A sense of perspective is essential in all aspects of life; what may seem insurmountable or intractable can often be seen, in the context of previous experience, to be less problematic. Even the current climate of uncertainty will, in years to come, provide a sense of perspective for future crises. Churchill used the phrase: “those who fail to learn from history are condemned to repeat it” (apparently a slight mis-quotation of George Santayana, fifty years earlier). Whoever coined the phrase, no one can argue with the fact that the past provides the experience to help deal with the future.
Whilst it is true that a reference to the past is essential, its downside is that it is easy to ignore the future. The past can often try to drag us backwards: the siren song of “golden eras”; the perception of a simpler life (after all, problems faced and overcome seem far less threatening than those that we are yet to overcome). The “known” is a safer place than the unknown. In business this can be manifested in the “we’ve always done it that way” approach and a failure to see opportunities to strike out in new directions.
Perspective is just that – an ability to see the future in light of the past.
Putting the two together, experience must inform the approach to the future but not dictate it. If your experience leads you to a pessimistic view then you may not approach the future with any great enthusiasm. Scepticism, on the other hand, is a very useful tool! If your experience gives you a sense of optimism, that will encourage you to embrace the opportunities that the future presents.
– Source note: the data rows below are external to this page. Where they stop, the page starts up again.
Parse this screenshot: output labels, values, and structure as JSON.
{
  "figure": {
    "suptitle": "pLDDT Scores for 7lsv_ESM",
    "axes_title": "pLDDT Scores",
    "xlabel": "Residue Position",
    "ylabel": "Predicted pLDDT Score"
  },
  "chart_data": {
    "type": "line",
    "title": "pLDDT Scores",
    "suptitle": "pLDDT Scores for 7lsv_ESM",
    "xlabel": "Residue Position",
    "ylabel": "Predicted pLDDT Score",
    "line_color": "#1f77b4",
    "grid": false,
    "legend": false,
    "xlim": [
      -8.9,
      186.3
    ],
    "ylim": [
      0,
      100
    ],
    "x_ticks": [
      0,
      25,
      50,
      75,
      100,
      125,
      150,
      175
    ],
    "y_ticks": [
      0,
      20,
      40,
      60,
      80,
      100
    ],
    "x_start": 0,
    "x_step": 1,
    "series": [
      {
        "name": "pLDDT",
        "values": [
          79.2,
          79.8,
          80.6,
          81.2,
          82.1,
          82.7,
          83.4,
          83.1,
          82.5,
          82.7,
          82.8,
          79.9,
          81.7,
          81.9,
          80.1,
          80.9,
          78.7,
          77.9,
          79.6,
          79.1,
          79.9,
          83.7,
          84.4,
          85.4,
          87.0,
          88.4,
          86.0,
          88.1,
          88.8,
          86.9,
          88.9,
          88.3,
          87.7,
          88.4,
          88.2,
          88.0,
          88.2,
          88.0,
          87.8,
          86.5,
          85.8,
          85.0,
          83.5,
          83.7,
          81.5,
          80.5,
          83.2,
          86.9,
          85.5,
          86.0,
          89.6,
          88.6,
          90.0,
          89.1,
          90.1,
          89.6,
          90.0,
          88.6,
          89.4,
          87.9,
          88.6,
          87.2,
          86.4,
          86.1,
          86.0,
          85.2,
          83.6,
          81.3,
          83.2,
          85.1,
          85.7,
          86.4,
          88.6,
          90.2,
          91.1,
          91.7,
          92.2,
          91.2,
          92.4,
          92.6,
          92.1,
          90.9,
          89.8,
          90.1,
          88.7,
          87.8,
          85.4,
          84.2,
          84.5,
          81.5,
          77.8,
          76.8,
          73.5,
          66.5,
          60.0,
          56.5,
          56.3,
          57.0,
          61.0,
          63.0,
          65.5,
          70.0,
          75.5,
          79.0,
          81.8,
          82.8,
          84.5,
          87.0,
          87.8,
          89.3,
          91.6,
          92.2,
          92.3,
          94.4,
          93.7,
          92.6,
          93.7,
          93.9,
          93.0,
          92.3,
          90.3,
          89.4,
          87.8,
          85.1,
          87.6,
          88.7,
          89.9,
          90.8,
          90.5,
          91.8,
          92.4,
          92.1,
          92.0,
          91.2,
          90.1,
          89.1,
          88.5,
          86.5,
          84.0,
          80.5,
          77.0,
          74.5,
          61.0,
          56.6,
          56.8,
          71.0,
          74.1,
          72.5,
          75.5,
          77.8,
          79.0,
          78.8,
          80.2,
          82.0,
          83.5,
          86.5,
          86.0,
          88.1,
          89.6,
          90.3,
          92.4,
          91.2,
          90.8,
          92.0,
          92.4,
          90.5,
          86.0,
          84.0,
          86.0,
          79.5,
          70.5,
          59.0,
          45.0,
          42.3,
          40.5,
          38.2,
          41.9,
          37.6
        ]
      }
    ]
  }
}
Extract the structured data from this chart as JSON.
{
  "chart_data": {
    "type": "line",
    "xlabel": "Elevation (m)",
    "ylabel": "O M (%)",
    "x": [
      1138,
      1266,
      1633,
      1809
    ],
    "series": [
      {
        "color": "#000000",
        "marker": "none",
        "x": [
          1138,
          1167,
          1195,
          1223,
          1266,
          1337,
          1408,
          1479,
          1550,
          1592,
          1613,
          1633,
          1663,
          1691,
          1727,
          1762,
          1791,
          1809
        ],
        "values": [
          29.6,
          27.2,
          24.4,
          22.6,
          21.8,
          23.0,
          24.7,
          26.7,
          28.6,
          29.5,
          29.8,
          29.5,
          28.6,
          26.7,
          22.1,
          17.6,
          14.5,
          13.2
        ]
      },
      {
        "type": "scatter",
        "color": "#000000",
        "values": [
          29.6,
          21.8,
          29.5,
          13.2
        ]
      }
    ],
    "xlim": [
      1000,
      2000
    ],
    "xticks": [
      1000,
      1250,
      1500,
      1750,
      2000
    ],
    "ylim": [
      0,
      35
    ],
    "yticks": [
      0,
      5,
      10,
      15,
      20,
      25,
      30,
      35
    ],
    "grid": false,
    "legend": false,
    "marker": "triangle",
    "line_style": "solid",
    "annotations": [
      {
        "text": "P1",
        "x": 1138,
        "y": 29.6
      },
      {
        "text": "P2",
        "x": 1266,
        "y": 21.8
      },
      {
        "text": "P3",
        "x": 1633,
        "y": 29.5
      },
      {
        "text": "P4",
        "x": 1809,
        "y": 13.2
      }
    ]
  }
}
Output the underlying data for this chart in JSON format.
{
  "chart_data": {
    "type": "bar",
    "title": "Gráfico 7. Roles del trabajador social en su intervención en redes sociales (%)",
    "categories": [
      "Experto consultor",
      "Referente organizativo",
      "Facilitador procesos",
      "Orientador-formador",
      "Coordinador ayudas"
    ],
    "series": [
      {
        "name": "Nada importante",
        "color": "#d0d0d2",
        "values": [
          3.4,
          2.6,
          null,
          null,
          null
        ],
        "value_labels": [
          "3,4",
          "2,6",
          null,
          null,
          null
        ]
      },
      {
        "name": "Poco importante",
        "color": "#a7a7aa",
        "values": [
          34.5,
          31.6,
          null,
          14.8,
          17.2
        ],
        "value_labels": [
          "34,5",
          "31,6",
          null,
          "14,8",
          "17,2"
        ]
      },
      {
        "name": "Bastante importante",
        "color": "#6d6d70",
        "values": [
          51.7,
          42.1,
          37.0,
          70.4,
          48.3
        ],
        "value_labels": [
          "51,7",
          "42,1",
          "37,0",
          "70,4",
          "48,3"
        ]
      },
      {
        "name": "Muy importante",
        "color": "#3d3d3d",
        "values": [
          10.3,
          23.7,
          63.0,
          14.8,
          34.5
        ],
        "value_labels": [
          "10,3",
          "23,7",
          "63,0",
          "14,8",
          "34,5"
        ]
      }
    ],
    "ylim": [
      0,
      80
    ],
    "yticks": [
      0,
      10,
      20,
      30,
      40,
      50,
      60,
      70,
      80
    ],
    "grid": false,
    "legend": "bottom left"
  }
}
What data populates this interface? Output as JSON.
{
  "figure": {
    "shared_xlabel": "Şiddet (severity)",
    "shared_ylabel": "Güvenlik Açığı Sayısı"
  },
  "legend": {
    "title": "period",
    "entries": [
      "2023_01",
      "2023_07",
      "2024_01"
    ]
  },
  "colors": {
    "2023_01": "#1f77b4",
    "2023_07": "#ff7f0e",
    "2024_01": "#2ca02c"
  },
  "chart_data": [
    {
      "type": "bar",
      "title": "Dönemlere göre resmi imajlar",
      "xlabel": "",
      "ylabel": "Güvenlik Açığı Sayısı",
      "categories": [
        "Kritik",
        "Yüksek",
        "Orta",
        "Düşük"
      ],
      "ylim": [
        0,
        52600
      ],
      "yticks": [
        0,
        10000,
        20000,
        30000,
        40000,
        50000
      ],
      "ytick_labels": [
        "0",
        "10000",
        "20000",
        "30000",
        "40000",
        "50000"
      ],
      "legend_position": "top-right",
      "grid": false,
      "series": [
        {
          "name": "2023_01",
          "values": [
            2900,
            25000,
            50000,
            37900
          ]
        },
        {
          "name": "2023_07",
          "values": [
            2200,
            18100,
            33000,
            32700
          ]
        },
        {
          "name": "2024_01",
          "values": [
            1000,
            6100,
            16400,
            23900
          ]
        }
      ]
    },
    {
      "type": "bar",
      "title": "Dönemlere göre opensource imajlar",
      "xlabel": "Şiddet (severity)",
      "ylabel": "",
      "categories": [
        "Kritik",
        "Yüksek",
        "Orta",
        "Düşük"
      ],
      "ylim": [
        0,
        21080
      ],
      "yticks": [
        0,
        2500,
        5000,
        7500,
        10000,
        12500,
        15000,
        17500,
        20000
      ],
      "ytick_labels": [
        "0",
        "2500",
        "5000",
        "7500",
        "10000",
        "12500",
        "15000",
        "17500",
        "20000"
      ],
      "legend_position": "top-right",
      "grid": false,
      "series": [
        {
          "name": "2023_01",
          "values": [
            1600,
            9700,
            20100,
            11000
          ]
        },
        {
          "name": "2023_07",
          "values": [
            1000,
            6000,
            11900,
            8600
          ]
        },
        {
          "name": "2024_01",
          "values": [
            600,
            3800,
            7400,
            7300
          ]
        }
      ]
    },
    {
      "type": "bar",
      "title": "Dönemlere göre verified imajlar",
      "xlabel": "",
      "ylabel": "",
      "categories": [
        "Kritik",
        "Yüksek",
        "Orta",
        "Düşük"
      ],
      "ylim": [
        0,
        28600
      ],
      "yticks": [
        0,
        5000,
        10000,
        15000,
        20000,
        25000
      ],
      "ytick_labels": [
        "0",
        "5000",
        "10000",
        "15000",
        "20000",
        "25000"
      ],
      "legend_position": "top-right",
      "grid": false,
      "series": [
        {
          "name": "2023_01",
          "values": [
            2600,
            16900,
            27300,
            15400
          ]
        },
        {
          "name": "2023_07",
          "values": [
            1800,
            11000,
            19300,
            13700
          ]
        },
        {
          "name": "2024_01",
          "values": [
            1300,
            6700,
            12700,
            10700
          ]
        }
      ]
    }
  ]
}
Bounding like a puppy into the unknown, however, is never a sensible approach to take!
With all that in mind, I’m not going to dwell on the last twelve (or thirty two) years. Although there is a huge amount to be delighted about with how the business has grown and developed, it will not continue to grow and develop by either looking back or standing still. You don’t need me to remind you that the future looks more uncertain now than it has for very many years (and given what has happened over the past ten years or so, that is certainly saying something)! Every “threat”, however, provides an opportunity. All risks carry with them potential rewards.
I hope that you are able to embrace the clean slate that the future presents with a level of optimism that allows you to write your own narrative and to take advantage of the rewards that will undoubtedly be available. I hope that your experience of the past allows you to navigate the challenges that will arise and to avoid any pitfalls that open up in your path.
My musings this year do seem to have taken a rather odd slant – clearly a sign of age (and the times in which we live)! For those of you who read Private Eye, I realise that parts of what I have said could justifiably appear in “Pseuds Corner”!
The bottom line is that, after 12 years, I’m still having a great time, am delighted with the way that things have gone so far and am optimistic (even very optimistic) about what the future holds. Thank you, as ever, for your continued support, personally and professionally.
Now, in the “lucky” thirteenth year of Kepstorn, what could possibly go wrong …?!